L’AI sta anche migliorando l’interazione con i visitatori: chatbot multilingua, sistemi di traduzione simultanea e scenari interattivi contribuiscono a rendere l’esperienza di visita più accessibile e coinvolgente.
Al Museo del Cinema di Torino, ad esempio, i visitatori possono esplorare scenari interattivi che li aiutano a comprendere meglio le opere esposte. Le applicazioni di AI, quindi, non si limitano alla sola gestione dei dati: stanno diventando strumenti concreti per la valorizzazione del patrimonio e l’arricchimento dell’esperienza culturale.
Esperienze immersive e accessibilità: I nuovi orizzonti della cultura
La realtà aumentata (AR), virtuale (VR) e mista è uno degli strumenti che sta rivoluzionando il modo in cui i visitatori interagiscono con i musei e i teatri. Attualmente, circa il 20% dei musei offre esperienze immersive di realtà aumentata, virtuale o mista, e molte di queste sono accessibili tramite visori. Tuttavia, queste esperienze sono prevalentemente pensate per una fruizione individuale e non sempre rispondono alle necessità di accessibilità.
Un altro aspetto importante riguarda l’accessibilità sensoriale: più della metà dei musei e dei teatri non offre servizi per persone con disabilità visive o uditive. Solo il 40% dei musei e il 29% dei teatri ha un sito web progettato per essere accessibile. Tuttavia, il digitale offre numerose soluzioni per migliorare l’accessibilità, come avatar multilingua per guidare i visitatori o chatbot con interfacce vocali per supportare persone non udenti o non vedenti.

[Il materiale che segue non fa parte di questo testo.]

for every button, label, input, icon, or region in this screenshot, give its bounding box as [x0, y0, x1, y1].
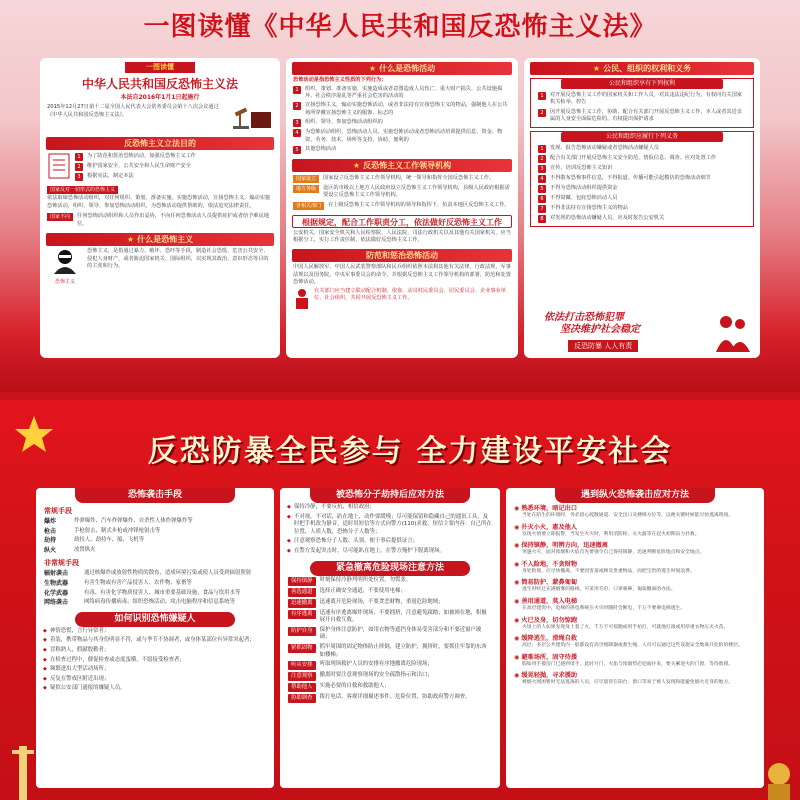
- evacuate-step: 善选通道 选择正确安全通道，不要使用电梯；: [280, 587, 500, 598]
- method-row: 生物武器 有害生物或有害产品侵害人、农作物、家畜等: [44, 579, 192, 587]
- method-row: 辐射袭击 通过核爆炸或放射性物质的散布，造成环境污染或使人员受到辐射照射: [44, 570, 252, 578]
- rights-title: 公民和组织享有下列权利: [561, 79, 723, 89]
- duty-item: 8 对发现的恐怖活动嫌疑人员，应及时报告公安机关: [531, 214, 753, 224]
- suspect-sign: ◆ 疑似公安部门通报的嫌疑人员。: [36, 684, 274, 694]
- bottom-title: 反恐防暴全民参与 全力建设平安社会: [147, 434, 673, 469]
- suspect-sign: ◆ 在检查过程中，催促检查或态度蛮横，不愿接受检查者；: [36, 656, 274, 666]
- evacuate-step: 迅速撤离 迅速离开危险现场，不要贪恋财物，重返危险地域；: [280, 598, 500, 609]
- unusual-methods-label: 非常规手段: [44, 559, 79, 568]
- soldier-silhouette-icon: [712, 312, 752, 352]
- masked-person-icon: [47, 248, 83, 278]
- section-bar-agency: ★ 反恐怖主义工作领导机构: [292, 159, 512, 172]
- duties-title: 公民和组织应履行下列义务: [561, 132, 723, 142]
- activity-item: 3 组织、领导、参加恐怖活动组织的: [286, 118, 518, 128]
- agency-item: 各相关部门 在上级反恐怖主义工作领导机构的领导和指挥下，负责本地区反恐怖主义工作。: [286, 201, 518, 211]
- agency-item: 地方各级 设区的市级以上地方人民政府设立反恐怖主义工作领导机构，县级人民政府根据需要设立反恐怖主义工作领导机构。: [286, 184, 518, 201]
- arson-tip: ◉ 不入险地，不贪财物 身处险境，应尽快撤离，不要因害羞或顾及贵重物品，而把宝贵的逃生时间浪费。: [506, 559, 764, 578]
- activity-item: 4 为恐怖活动组织、恐怖活动人员、实施恐怖活动或者恐怖活动培训提供信息、资金、物资、劳务、技术、场所等支持、协助、便利的: [286, 128, 518, 145]
- evacuate-step: 防护自身 保护身体注意防护，如用衣物等遮挡身体易受害部分和不要近窗户玻璃；: [280, 626, 500, 643]
- badge: 一图读懂: [125, 62, 195, 73]
- activity-item: 1 组织、策划、准备实施、实施造成或者意图造成人员伤亡、重大财产损失、公共设施损坏、社会秩序混乱等严重社会危害的活动的: [286, 85, 518, 102]
- section-bar-identify: 如何识别恐怖嫌疑人: [75, 612, 235, 627]
- aim-item: 2 维护国家安全、公共安全和人民生命财产安全: [75, 162, 273, 172]
- panel-activities: [286, 58, 518, 358]
- oppose-text: 依法取缔恐怖活动组织，对任何组织、策划、准备实施、实施恐怖活动，宣扬恐怖主义，煽动实施恐怖活动，组织、领导、参加恐怖活动组织，为恐怖活动提供帮助的，依法追究法律责任。: [47, 195, 271, 209]
- method-row: 纵火 放置纵火: [44, 546, 96, 554]
- method-row: 枪击 手枪射击、制式步枪或冲锋枪射击等: [44, 527, 161, 535]
- arson-tip: ◉ 善用通道，莫入电梯 在高层建筑中，电梯的供电系统在火灾时随时会断电，千万不要乘电梯逃生。: [506, 596, 764, 615]
- prevent-text: 中国人民解放军、中国人民武装警察部队和民兵组织依照本法和其他有关法律、行政法规、军事法规以及国务院、中央军事委员会的命令，并根据反恐怖主义工作领导机构的部署，防范和处置恐怖活动。: [293, 264, 511, 286]
- section-bar-prevent: 防范和惩治恐怖活动: [292, 249, 512, 262]
- evacuate-step: 注意观察 撤离时要注意观察现场的安全疏散指示和出口；: [280, 671, 500, 682]
- duties-box: [530, 131, 754, 227]
- section-bar-activities: ★ 什么是恐怖活动: [292, 62, 512, 75]
- duty-item: 2 配合有关部门开展反恐怖主义安全防范、情报信息、调查、应对处置工作: [531, 154, 753, 164]
- activity-item: 2 宣扬恐怖主义，煽动实施恐怖活动，或者非法持有宣扬恐怖主义的物品，强制他人在公共场所穿戴宣扬恐怖主义的服饰、标志的: [286, 101, 518, 118]
- right-item: 2 因开展反恐怖主义工作，协助、配合有关部门开展反恐怖主义工作，本人或者其近亲属的人身安全面临危险的，有权提出保护请求: [531, 108, 753, 125]
- evacuate-step: 帮助他人 实施必要的自救和救助他人；: [280, 682, 500, 693]
- no-compromise-label: 国家不向: [47, 213, 73, 221]
- duty-item: 3 宣传、培训反恐怖主义知识: [531, 164, 753, 174]
- arson-tip: ◉ 缓晃轻抛，寻求援助 被烟火围困暂时无法逃离的人员，应尽量待在阳台、窗口等易于被人发现和能避免烟火近身的地方。: [506, 670, 764, 689]
- common-methods-label: 常规手段: [44, 507, 72, 515]
- section-bar-arson: 遇到纵火恐怖袭击应对方法: [555, 488, 715, 503]
- no-compromise-text: 任何恐怖活动组织和人员作出妥协，不向任何恐怖活动人员提供庇护或者给予难民地位。: [77, 213, 269, 227]
- section-bar-evacuate: 紧急撤离危险现场注意方法: [310, 561, 470, 576]
- person-label: 恐怖主义: [54, 279, 75, 285]
- evacuate-step: 协助调查 拨打电话，客观详细描述事件、危险位置，协助政府警方调查。: [280, 693, 500, 704]
- suspect-sign: ◆ 冒称熟人，假献殷勤者；: [36, 646, 274, 656]
- arson-tip: ◉ 保持镇静，明辨方向，迅速撤离 突遇火灾，面对浓烟和火焰首先要强令自己保持镇静，迅速判断危险地点和安全地点。: [506, 540, 764, 559]
- hijack-tip: ◆ 注意观察恐怖分子人数、头领，便于事后提供证言；: [280, 537, 500, 547]
- method-row: 爆炸 炸弹爆炸、汽车炸弹爆炸、自杀性人体炸弹爆炸等: [44, 518, 193, 525]
- suspect-sign: ◆ 频繁进出大型活动场所；: [36, 665, 274, 675]
- suspect-sign: ◆ 反复在警戒区附近出现；: [36, 675, 274, 685]
- duty-item: 5 不得为恐怖活动组织提供资金: [531, 184, 753, 194]
- evacuate-step: 保持镇静 时刻保持冷静判明所处位置，勿慌张。: [280, 576, 500, 587]
- evacuate-step: 听从安排 听取现场救护人员的安排有序地撤离危险现场；: [280, 660, 500, 671]
- suspect-sign: ◆ 神情恐慌，言行异常者；: [36, 627, 274, 637]
- arson-tip: ◉ 熟悉环境，暗记出口 当处在陌生的环境时，务必留心疏散通道、安全出口及楼梯方位等，以便关键时候能尽快逃离现场。: [506, 503, 764, 522]
- law-heading: 中华人民共和国反恐怖主义法: [81, 77, 238, 91]
- arson-tip: ◉ 缓降逃生，滑绳自救 高层、多层公共建筑内一般都设有高空缓降器或救生绳，人员可以通过这些设施安全地离开危险的楼层。: [506, 633, 764, 652]
- method-row: 网络袭击 网络病毒传播病毒、组织恐怖活动、攻击电脑程序和信息系统等: [44, 599, 235, 607]
- gavel-icon: [233, 104, 273, 130]
- duty-banner-text: 公安机关、国家安全机关和人民检察院、人民法院、司法行政机关以及其他有关国家机关，应当根据分工，实行工作责任制，依法做好反恐怖主义工作。: [293, 229, 511, 244]
- section-bar-definition: ★ 什么是恐怖主义: [46, 233, 274, 246]
- law-subheading: 本法自2016年1月1日起施行: [120, 94, 200, 101]
- prevent-red-text: 有关部门应当建立联动配合机制，依靠、动员村民委员会、居民委员会、企业事业单位、社会组织，共同开展反恐怖主义工作。: [314, 287, 506, 302]
- activity-item: 5 其他恐怖活动: [286, 145, 518, 155]
- hijack-tip: ◆ 保持冷静，不要反抗，相信政府；: [280, 503, 500, 513]
- method-row: 劫持 劫持人、劫持车、船、飞机等: [44, 537, 145, 545]
- right-item: 1 对开展反恐怖主义工作的国家机关和工作人员，对其违法违纪行为，有权向有关国家机关检举、控告: [531, 91, 753, 108]
- huabiao-pillar-icon: [8, 740, 38, 800]
- duty-item: 1 发现、报告恐怖活动嫌疑或者恐怖活动嫌疑人员: [531, 144, 753, 154]
- duty-item: 4 不得散布恐怖事件信息，不得报道、传播可能引起模仿的恐怖活动细节: [531, 174, 753, 184]
- evacuate-step: 紧抓固物 抓牢周围的固定物体防止摔倒，建立防护，拥挤时，要抓住牢靠的东西如楼梯；: [280, 643, 500, 660]
- aim-item: 3 根据宪法，制定本法: [75, 172, 273, 182]
- panel-intro: [40, 58, 280, 358]
- slogan: 依法打击恐怖犯罪 坚决维护社会稳定: [544, 312, 640, 335]
- document-icon: [47, 152, 71, 180]
- intro-text: 2015年12月27日第十二届全国人民代表大会常务委员会第十八次会议通过《中华人民共和国反恐怖主义法》。: [47, 104, 219, 118]
- method-row: 化学武器 有毒、有害化学物质侵害人、城市重要基础设施、食品与饮用水等: [44, 589, 241, 597]
- panel-rights: [524, 58, 760, 358]
- arson-tip: ◉ 简易防护，蒙鼻匍匐 逃生时经过充满烟雾的路线，可采用毛巾、口罩蒙鼻，匍匐撤离的办法。: [506, 577, 764, 596]
- duty-item: 6 不得窝藏、包庇恐怖活动人员: [531, 194, 753, 204]
- bottom-poster: [0, 400, 800, 800]
- aim-item: 1 为了防范和惩治恐怖活动，加强反恐怖主义工作: [75, 152, 273, 162]
- definition-text: 恐怖主义，是指通过暴力、破坏、恐吓等手段，制造社会恐慌、危害公共安全、侵犯人身财产，或者胁迫国家机关、国际组织，以实现其政治、意识形态等目的的主张和行为。: [87, 248, 269, 270]
- hijack-tip: ◆ 不对视，不对话，趴在地上，动作要缓慢；尽可能保留和隐藏自己的通讯工具，及时把手机改为静音，适时用短信等方式向警方(110)求救，短信主要内容：自己所在位置，人质人数，恐怖分子人数等；: [280, 513, 500, 538]
- agency-item: 国家设立 国家设立反恐怖主义工作领导机构，统一领导和指挥全国反恐怖主义工作。: [286, 174, 518, 184]
- section-bar-aims: 反恐怖主义立法目的: [46, 137, 274, 150]
- slogan-tag: 反恐防暴 人人有责: [568, 340, 638, 352]
- panel-arson: [506, 488, 764, 788]
- panel-hijack: [280, 488, 500, 788]
- suspect-sign: ◆ 着装，携带物品与其身份明显不符，或与季节不协调者，或身体某部位有异常突起者；: [36, 636, 274, 646]
- panel-attack-methods: [36, 488, 274, 788]
- duty-item: 7 不得非法持有宣扬恐怖主义的物品: [531, 204, 753, 214]
- top-title: 一图读懂《中华人民共和国反恐怖主义法》: [143, 12, 657, 42]
- star-icon: [14, 414, 54, 458]
- arson-tip: ◉ 避难场所，固守待援 假如用手摸房门已感到烫手，此时开门，火焰与浓烟势必迎面扑来，要关紧迎火的门窗，等待救援。: [506, 652, 764, 671]
- section-bar-rights: ★ 公民、组织的权利和义务: [530, 62, 754, 75]
- activities-lead: 恐怖活动是指恐怖主义性质的下列行为：: [293, 77, 387, 83]
- police-icon: [293, 288, 311, 310]
- rights-box: [530, 78, 754, 128]
- section-bar-attack-methods: 恐怖袭击手段: [75, 488, 235, 503]
- lion-statue-icon: [762, 760, 796, 800]
- hijack-tip: ◆ 在警方发起突击时，尽可能趴在地上，在警方掩护下脱离现场。: [280, 547, 500, 557]
- arson-tip: ◉ 扑灭小火，惠及他人 发现火情要立即报警，当发生火灾时，利用消防栓、灭火器等在起火初期奋力扑救。: [506, 522, 764, 541]
- arson-tip: ◉ 火已及身，切勿惊跑 火场上的人如果发现身上着了火，千万不可惊跑或用手拍打，可就地打滚或用厚重衣物压灭火苗。: [506, 615, 764, 634]
- duty-banner: 根据规定，配合工作职责分工，依法做好反恐怖主义工作: [292, 215, 512, 228]
- top-poster: [0, 0, 800, 392]
- oppose-label: 国家反对一切形式的恐怖主义: [47, 186, 118, 194]
- section-bar-hijack: 被恐怖分子劫持后应对方法: [310, 488, 470, 503]
- evacuate-step: 有序逃离 迅速有序逃离爆炸现场，不要拥挤，注意避免踩踏；如被困在地，积极展开自救互救。: [280, 609, 500, 626]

Ripensare i modelli di partecipazione: cultura e tecnologia per l’inclusione sociale
Il digitale sta trasformando la cultura in un ecosistema esperienziale, ma è necessario ripensare i modelli di partecipazione. La creazione di format ibridi, l’offerta di contenuti digitali accessibili gratuitamente e l’implementazione di esperienze personalizzate sono tutti strumenti che possono contribuire a diversificare le fonti di entrata per le istituzioni culturali. Tuttavia, la commercializzazione dei contenuti digitali è ancora un terreno poco esplorato.
Michela Arnaboldi, responsabile scientifico dell’Osservatorio, sottolinea l’importanza di competenze ibride e di nuove figure professionali come i “Digital Humanist” per integrare davvero la cultura con la tecnologia. “Oltre a investire in nuove tecnologie, è urgente ripensare i modelli di partecipazione, orientandosi verso relazioni continuative e personalizzate”, afferma Arnaboldi, evidenziando come il digitale possa essere un acceleratore straordinario per l’inclusione sociale.
Conclusioni: la cultura italiana a un crocevia digitale
Il settore culturale italiano si trova a un crocevia digitale, dove l’innovazione è necessaria per rimanere competitivo e rilevante. L’intelligenza artificiale, la realtà aumentata e le esperienze immersive stanno già iniziando a trasformare l’offerta culturale, ma sono necessari più investimenti, competenze e una nuova visione per portare avanti questa trasformazione. Solo così i luoghi della cultura potranno evolversi in veri e propri ecosistemi esperienziali in grado di attrarre nuovi pubblici, garantendo al contempo un accesso più inclusivo e sostenibile.